Still, Liza is far from a carbon copy. "She has a style of her own and a better range in her voice than
Judy did," Martin observes. Adds Gene Kelly, who acted with Judy before Liza was born: "Every once in a while you see flashes of Judy that you can't escape, but she had more of Judy earlier in her career. Now she's more her own person. I think there are thousands of sons and daughters of great artists who couldn't even carry a tune. I don't think it harmed her having two talented parents, but I don't think you can say it gave her her talent."
Maybe not, but it certainly helped her to develop what she had. When Liza was born, Judy was still at the height of her career. It was 1946, and for postwar Americans she still evoked the simpler times when Andy Hardy was in love and the Land of Oz was rainbow hued. Meanwhile, Liza's father, a courtly, cultivated man whom she still idolizes, was busy creating such polished movie musicals as Ziegfeld Follies and Meet Me in St. Louis. Though sometimes frenetic, family life was full of laughter, flowers and music. It was also somehow unreal.

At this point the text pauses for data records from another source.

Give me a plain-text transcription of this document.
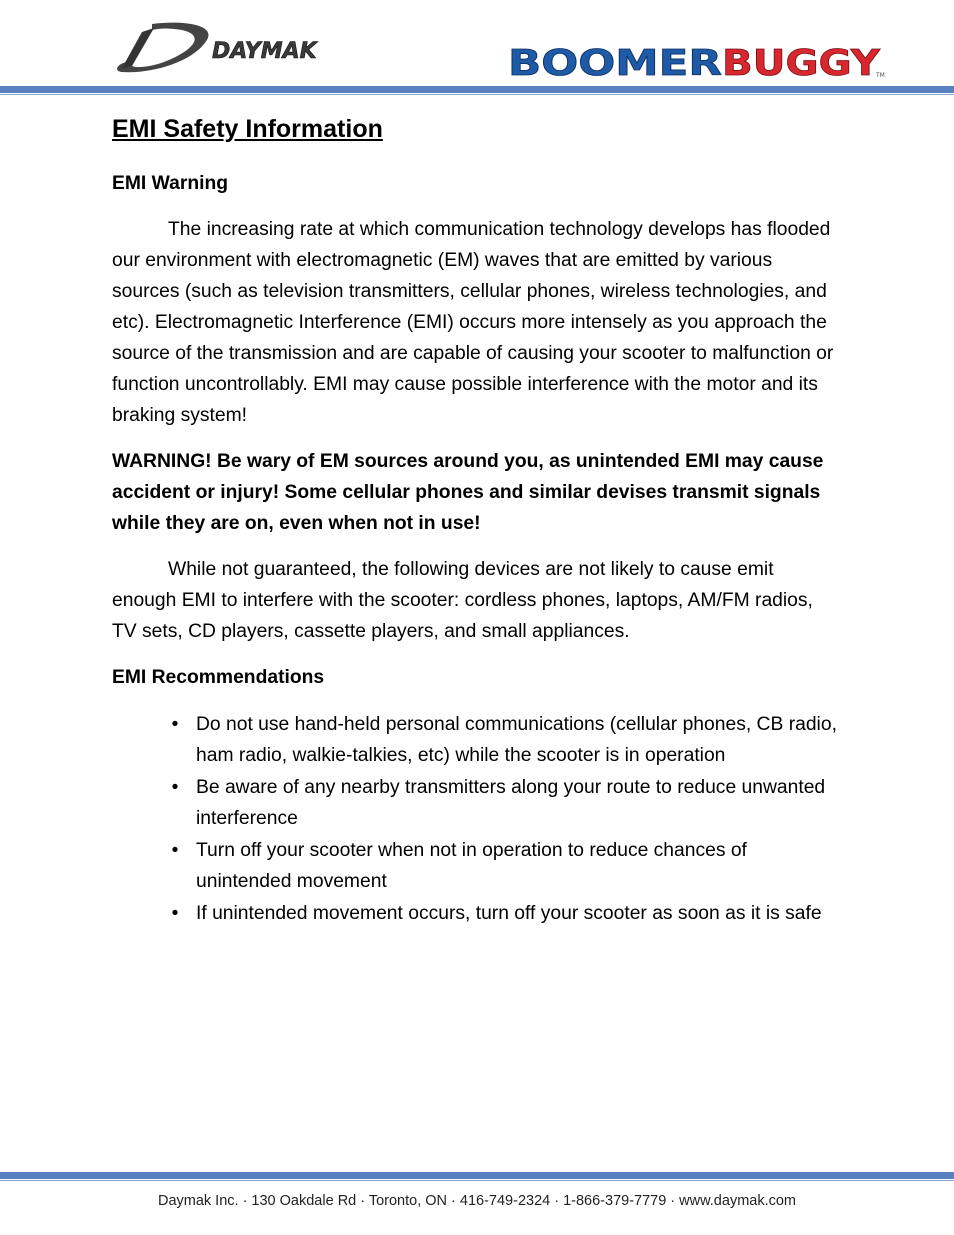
DAYMAK	BOOMER BUGGY
TM
EMI Safety Information
EMI Warning

The increasing rate at which communication technology develops has flooded our environment with electromagnetic (EM) waves that are emitted by various sources (such as television transmitters, cellular phones, wireless technologies, and etc). Electromagnetic Interference (EMI) occurs more intensely as you approach the source of the transmission and are capable of causing your scooter to malfunction or function uncontrollably. EMI may cause possible interference with the motor and its braking system!

WARNING! Be wary of EM sources around you, as unintended EMI may cause accident or injury! Some cellular phones and similar devises transmit signals while they are on, even when not in use!

While not guaranteed, the following devices are not likely to cause emit enough EMI to interfere with the scooter: cordless phones, laptops, AM/FM radios, TV sets, CD players, cassette players, and small appliances.

EMI Recommendations
• Do not use hand-held personal communications (cellular phones, CB radio, ham radio, walkie-talkies, etc) while the scooter is in operation
• Be aware of any nearby transmitters along your route to reduce unwanted interference
• Turn off your scooter when not in operation to reduce chances of unintended movement
• If unintended movement occurs, turn off your scooter as soon as it is safe
Daymak Inc. · 130 Oakdale Rd · Toronto, ON · 416-749-2324 · 1-866-379-7779 · www.daymak.com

Dressing Up. "Our environment was on the highest level of the absurd," recalls Candice Bergen, another childhood friend. "Our birthday parties, for example, were organized follies. There had to be trained-dog acts, magicians, cartoons, triple screenings of new movies—every imaginable extravagance. One of our friends even had an electric waterfall. It was all highly surrealistic, like living in a big playroom." Liza adds: "I remember a picture flashed through my mind, like a painting, at one of the parties. I had a feeling: This is not the average. This isn't the ordinary life.' "
That is the least that could be said. Liza's friends liked coming to her house because they could play dress-up better there than anyplace else in Hollywood—or the world. Their dresses might be miniature versions of costumes from movies, for example a replica of a waltz gown worn by Deborah Kerr in The King and I.
After school Liza would run over to MGM to watch the shooting, the way any other kid might go to her father's office. "It seemed like a factory to me," she says. "I loved it. I got so that I knew every inch of it, all the short cuts to different stages and all the underground passages. And all the people there knew me." Minnelli let her ride the boom with him when he was lining up a shot, giving her a view of film making that very few actresses have had. "What really interested me, though, was watching people dance," she says. "I used to go over to Rehearsal Hall B or C and watch Cyd Charisse, Fred Astaire and Gene Kelly, and I'd learn all their numbers. Then I'd go home and practice for hours in front of the mirror."